The Democrats have lost the intellectual glue that held together their imposing political coalition, at one time combining Southern segregationists and northern blacks, urban ethnics and Harvard dons. Their claims of unique expertise in foreign policy, built with World War II and the greatest generation, sank in the rice paddies of Vietnam. Their commendable civil rights accomplishments turned away from individual opportunity and into group entitlements. Their agenda of using the government to uplift the poor reduced itself to absurdity with the Great Society. Their economic policy, based on Keynesian demand management, dissolved in the stagflation of the 1970s. Under Bill Clinton, their onetime moral authority became a sick joke.

Today's Democrats are little more than a collection of narrow interest groups--unions, tort lawyers, minorities headed by an ossified leadership. They are clever, tenacious and increasingly nasty in defending their perks, as establishments typically are when they're being displaced by upstarts. So Democrats desperately scratch to hold power by their fingernails, with a frantic switch in New Jersey and by turning the Paul Wellstone memorial service into a partisan spectacle.

Democrats have recently prospered by delivering their voters, occasionally with overtones of fraud. They're helped because the world view of the media hive frames issues in the categories of a now-quaint 1960s liberalism. The academy, where Democrats once held sway, now indulges the unelectable left with causes such as disinvestment in Israel. In the face of all of this, Republicans are generally intimidated by their longtime conquerors.

The big Republican gains of these decades came under a leader not in the least intimidated, having been a Democrat and a union leader himself. Politics today plays out in the shadow of Ronald Reagan, a figure growing ever more remarkable as time passes. His tax cuts and backing of Mr. Volcker's tight money resolved the stagflation of the 1970s. No fewer than four times he predicted to unbelieving audiences that the fall of communism was imminent. And he imbued his party and his nation with a can-do optimism.

To an astonishing degree the Republican Party has turned away from this legacy. By the end of the first Bush administration the Reaganites had pretty much left government, leaving an administration intellectually dominated by Dick Darman and Nick Brady. This proved to be a path to President Clinton.

Even Republican triumphs have been tarnished. The 1991 Gulf War stopped short of regime change. Newt Gingrich won the House by nationalizing the 1994 midterm elections, but his "Contract with America" laid the basis for future defeats by putting deficits instead of growth at the center of economic policy.

The current Bush administration yearns for Reaganism, though intermittently. In foreign and defense policy Secretary Donald Rumsfeld heads a team of Reaganite personalities. They have destroyed the Taliban, crippled al Qaeda and now threaten Saddam Hussein. In a little-recognized achievement, President Bush personally has delegitamized Yasser Arafat, as President Reagan delegitimized the evil empire.

On the domestic scene the picture is far more mixed.
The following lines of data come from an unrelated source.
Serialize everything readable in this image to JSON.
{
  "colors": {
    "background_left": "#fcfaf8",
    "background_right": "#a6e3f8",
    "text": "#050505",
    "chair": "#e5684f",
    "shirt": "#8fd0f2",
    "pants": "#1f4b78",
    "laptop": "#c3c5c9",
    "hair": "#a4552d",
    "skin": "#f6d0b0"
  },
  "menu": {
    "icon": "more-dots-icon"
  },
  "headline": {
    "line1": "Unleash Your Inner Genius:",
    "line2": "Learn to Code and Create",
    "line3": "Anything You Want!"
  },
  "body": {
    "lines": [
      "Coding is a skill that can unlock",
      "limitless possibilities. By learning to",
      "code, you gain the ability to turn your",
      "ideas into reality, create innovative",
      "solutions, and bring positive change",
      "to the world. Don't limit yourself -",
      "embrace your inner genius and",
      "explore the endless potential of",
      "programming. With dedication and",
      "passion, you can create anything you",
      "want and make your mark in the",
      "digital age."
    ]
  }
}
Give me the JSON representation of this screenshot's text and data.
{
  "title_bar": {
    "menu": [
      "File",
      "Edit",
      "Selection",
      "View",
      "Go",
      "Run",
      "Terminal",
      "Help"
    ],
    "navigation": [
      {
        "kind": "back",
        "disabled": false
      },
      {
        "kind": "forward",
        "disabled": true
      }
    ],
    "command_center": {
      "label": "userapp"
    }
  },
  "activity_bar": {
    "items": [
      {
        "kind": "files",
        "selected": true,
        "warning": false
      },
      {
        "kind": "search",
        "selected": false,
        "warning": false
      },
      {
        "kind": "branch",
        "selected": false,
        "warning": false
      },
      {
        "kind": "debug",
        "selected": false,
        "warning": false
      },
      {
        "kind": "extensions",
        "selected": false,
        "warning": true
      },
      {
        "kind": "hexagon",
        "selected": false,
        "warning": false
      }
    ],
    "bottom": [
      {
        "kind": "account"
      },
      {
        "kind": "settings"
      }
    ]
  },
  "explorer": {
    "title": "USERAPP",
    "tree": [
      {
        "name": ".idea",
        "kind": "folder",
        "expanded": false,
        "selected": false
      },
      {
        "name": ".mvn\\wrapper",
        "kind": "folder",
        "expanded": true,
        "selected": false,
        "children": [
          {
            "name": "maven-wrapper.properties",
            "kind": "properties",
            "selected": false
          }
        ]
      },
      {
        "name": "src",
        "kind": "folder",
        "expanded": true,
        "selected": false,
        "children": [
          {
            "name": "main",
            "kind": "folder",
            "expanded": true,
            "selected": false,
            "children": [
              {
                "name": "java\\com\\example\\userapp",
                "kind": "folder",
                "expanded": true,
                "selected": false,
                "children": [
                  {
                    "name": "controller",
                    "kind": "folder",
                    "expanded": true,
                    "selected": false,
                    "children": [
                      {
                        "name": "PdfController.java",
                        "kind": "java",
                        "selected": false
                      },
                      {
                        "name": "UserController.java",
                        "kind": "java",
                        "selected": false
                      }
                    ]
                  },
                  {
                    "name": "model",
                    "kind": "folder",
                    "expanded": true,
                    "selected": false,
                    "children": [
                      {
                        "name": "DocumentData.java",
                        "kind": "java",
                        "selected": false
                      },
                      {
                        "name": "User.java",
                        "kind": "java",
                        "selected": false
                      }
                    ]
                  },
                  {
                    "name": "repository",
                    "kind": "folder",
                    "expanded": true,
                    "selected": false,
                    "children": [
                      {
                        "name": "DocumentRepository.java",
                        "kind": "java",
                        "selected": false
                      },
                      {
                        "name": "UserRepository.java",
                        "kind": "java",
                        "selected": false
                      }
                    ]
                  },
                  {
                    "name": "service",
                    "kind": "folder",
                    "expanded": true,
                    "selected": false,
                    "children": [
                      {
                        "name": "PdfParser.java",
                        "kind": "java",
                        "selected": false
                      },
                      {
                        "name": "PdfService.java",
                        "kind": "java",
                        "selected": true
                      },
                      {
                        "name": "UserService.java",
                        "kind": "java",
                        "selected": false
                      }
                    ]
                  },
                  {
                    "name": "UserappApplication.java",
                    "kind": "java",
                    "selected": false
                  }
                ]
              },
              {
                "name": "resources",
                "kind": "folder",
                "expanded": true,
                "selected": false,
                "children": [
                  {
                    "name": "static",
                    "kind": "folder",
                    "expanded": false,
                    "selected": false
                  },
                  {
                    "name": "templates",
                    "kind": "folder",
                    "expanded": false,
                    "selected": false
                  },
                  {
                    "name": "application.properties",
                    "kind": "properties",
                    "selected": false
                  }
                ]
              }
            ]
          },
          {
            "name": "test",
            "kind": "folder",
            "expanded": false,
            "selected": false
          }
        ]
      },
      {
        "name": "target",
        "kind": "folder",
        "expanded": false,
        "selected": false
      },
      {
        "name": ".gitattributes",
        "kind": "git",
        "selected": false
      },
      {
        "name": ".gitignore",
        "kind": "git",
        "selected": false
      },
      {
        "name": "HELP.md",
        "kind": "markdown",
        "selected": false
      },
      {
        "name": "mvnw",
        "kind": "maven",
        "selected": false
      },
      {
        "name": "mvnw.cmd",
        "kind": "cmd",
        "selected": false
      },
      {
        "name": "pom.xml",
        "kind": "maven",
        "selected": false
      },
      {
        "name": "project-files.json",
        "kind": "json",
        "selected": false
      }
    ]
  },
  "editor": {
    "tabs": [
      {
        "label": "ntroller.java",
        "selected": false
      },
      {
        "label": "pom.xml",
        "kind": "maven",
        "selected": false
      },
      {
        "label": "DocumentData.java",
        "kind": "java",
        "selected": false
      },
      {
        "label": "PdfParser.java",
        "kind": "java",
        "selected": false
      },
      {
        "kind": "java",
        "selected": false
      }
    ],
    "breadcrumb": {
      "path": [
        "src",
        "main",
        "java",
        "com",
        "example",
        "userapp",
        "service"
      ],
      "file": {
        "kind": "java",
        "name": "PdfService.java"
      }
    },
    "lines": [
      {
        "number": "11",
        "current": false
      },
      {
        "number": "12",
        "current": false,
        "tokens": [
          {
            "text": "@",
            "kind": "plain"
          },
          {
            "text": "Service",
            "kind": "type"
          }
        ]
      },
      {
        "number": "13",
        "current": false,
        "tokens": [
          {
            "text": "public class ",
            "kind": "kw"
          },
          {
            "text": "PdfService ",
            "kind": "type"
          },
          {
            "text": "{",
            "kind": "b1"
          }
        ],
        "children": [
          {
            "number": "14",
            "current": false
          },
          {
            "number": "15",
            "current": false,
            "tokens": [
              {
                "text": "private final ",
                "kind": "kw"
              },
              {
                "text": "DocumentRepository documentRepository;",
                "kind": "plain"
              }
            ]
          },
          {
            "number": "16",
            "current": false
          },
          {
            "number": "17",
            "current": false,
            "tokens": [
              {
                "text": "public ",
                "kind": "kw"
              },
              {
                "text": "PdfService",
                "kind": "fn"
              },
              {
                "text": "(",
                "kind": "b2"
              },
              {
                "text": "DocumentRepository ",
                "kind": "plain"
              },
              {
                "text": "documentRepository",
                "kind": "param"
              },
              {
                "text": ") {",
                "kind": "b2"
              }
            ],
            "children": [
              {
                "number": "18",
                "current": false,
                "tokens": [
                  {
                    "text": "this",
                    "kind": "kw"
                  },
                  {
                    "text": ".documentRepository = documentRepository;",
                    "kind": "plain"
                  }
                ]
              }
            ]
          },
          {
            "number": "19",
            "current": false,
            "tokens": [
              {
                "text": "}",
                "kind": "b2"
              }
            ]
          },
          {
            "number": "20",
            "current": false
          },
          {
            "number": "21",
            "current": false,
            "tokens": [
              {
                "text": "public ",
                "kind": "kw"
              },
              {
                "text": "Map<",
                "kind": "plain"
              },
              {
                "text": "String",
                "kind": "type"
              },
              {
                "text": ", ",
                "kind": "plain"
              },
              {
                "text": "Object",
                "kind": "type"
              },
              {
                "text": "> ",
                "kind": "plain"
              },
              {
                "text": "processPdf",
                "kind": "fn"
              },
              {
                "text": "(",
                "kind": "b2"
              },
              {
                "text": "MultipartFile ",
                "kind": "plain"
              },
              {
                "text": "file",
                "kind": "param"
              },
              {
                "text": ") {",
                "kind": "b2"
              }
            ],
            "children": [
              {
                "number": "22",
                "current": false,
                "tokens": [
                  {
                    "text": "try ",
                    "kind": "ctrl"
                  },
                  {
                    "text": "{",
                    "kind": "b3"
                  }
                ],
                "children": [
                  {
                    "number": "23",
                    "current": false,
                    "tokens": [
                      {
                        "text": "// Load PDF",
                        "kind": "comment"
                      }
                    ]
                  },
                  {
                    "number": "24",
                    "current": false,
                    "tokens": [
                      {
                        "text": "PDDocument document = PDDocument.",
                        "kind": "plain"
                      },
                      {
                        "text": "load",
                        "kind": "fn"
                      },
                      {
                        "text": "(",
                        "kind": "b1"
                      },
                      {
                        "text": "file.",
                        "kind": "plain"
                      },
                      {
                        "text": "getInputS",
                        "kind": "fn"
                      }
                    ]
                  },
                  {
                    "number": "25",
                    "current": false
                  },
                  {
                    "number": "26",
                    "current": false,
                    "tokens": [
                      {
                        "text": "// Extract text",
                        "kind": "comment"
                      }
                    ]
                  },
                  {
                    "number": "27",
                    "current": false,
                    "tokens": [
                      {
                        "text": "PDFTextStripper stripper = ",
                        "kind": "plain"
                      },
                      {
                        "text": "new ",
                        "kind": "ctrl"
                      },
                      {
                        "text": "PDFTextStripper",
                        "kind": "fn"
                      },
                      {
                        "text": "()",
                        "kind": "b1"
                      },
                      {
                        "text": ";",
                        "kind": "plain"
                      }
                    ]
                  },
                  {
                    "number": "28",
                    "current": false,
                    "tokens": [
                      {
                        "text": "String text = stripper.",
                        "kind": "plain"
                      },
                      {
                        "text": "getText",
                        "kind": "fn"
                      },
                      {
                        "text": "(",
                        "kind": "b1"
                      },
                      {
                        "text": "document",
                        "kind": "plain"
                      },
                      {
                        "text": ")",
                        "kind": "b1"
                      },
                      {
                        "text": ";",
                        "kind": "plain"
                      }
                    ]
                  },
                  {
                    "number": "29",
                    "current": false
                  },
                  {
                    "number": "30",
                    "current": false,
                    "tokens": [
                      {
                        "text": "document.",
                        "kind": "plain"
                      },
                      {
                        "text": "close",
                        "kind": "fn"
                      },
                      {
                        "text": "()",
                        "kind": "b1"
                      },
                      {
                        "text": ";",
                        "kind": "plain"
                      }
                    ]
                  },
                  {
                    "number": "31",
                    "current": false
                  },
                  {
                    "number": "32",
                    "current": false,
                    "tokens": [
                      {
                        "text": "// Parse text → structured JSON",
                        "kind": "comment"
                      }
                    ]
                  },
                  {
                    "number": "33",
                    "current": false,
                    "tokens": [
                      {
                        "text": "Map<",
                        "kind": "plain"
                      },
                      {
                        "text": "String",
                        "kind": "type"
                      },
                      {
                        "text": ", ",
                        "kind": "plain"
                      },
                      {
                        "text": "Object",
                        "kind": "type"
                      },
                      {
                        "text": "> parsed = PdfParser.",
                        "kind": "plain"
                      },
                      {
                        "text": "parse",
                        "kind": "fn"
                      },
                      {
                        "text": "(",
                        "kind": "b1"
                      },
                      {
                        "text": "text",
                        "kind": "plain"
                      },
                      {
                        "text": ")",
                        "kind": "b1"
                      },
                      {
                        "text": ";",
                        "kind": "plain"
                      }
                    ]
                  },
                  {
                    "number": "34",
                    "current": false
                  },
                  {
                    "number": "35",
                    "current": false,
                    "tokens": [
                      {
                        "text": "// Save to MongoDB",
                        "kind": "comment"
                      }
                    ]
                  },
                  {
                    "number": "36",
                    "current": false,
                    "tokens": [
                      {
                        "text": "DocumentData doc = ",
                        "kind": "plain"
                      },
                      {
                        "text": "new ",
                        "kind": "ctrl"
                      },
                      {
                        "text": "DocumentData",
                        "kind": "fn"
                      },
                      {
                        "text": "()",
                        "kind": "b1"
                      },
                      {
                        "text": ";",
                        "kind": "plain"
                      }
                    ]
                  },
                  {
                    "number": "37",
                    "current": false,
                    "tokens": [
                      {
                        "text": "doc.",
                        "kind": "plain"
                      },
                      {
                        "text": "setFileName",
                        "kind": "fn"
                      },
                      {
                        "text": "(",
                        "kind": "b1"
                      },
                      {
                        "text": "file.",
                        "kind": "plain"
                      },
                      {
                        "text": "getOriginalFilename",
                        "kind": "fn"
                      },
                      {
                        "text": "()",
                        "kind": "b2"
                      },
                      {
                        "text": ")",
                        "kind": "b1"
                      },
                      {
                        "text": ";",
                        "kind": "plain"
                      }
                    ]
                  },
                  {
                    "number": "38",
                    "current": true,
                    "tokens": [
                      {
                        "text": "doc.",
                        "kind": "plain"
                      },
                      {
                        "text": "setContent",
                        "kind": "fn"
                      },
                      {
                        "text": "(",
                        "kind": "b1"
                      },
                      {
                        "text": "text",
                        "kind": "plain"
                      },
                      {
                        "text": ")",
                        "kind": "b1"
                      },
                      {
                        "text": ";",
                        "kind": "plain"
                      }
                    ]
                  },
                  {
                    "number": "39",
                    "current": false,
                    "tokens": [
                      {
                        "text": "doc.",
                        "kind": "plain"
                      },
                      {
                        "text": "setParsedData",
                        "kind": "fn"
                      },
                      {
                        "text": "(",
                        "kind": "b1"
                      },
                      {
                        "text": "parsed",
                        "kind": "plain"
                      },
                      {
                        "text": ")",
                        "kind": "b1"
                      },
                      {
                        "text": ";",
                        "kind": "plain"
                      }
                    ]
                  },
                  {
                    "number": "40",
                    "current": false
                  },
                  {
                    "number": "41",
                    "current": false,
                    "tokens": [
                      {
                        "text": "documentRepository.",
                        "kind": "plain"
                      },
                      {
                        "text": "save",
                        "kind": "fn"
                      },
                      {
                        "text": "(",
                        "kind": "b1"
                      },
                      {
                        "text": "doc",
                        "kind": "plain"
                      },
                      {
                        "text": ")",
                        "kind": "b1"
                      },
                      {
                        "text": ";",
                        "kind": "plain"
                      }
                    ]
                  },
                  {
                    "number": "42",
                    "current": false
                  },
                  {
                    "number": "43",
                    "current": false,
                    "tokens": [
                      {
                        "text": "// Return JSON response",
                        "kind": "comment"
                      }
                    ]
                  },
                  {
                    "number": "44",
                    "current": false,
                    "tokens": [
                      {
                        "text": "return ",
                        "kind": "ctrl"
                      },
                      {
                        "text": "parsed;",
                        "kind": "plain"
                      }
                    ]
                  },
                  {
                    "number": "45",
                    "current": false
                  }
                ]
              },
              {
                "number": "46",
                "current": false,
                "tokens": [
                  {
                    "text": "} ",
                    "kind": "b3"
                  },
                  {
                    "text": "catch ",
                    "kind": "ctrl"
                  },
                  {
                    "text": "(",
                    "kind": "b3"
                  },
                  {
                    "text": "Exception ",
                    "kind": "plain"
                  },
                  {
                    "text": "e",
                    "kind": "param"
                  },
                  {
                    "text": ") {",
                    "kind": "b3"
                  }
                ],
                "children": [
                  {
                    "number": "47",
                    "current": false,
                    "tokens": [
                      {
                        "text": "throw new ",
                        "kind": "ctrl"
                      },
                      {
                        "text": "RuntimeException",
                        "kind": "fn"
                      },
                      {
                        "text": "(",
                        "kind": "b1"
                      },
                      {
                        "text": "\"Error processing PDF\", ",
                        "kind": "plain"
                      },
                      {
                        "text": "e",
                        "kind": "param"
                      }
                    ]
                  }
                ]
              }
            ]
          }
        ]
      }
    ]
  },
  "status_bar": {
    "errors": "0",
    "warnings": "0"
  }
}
The president did win a tax cut, though a hesitant one. The Harvey Pitt debacle is eroding moral authority won after September 11. The congressional party has officially ducked the Social Security issue in the face of Democratic lies about cutting benefits for current recipients, which no one proposes. But a few candidates like Elizabeth Dole have refused to be intimidated and make the issue.

Tomorrow's elections will of course have tactical meaning if Democrats carry the House or the Republicans carry the Senate. But the larger results may be strategic, measured by whether they move the Bush administration and the Republican Party toward realizing that they have the advantage in the war of ideas, that they can win if only they stop apologizing and take their own ideas on the offensive.

Mr. Bartley is editor of The Wall Street Journal. His column appears Mondays in the Journal and on OpinionJournal.com.